Staff walkouts shutdown UCU congress. Both morning and afternoon sessions were brought to a halt by the walkout of UCU employees.
The issue at stake was the right of UCU Congress delegates to represent members’ criticisms of the conduct of the General Secretary in the recent USS dispute. The Unite union claims that these criticisms on the floor of Congress would infringe the employments rights of the General Secretary.
A proposal from the chair to withdraw the motions of criticism fell by 144 votes to 123. The motions address the role of the General Secretary in getting industrial action suspended in the USS dispute. One was a motion of no confidence calling for the General Secretary’s resignation; the other was a motion of censure. Those who voted against withdrawal included many delegates who had reservations about one or both of the motions, but insisted on their right to debate them and vote on them.

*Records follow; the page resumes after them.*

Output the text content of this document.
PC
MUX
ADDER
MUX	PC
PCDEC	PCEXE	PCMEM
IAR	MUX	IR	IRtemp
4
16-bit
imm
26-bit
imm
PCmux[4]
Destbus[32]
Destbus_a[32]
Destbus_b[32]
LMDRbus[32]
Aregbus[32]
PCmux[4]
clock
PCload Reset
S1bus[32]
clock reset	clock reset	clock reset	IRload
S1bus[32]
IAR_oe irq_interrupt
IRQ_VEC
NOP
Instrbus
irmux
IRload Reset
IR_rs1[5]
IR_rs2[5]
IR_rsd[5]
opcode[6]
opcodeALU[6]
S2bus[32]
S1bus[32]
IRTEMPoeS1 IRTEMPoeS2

In effect, depriving Congress of the right to censure the General Secretary, or the elected leadership as a whole, would render them immune from criticism by the sovereign body of the union. This and future General Secretaries would then be at liberty to act in defiance of democratic decisions taken by members’ delegates at Congress.
Had these motions been debated, congress could have arrived at decisions that allowed members voices to be heard.
The actions of the general secretary and the staff union turned this into a debate about who runs this union – members and elected representatives of branches or GS and the full-time and officials.
It was an attempt to silence the voices of all those UCU members in branches who expressed their disapproval of the handling of the biggest dispute in the union’s history.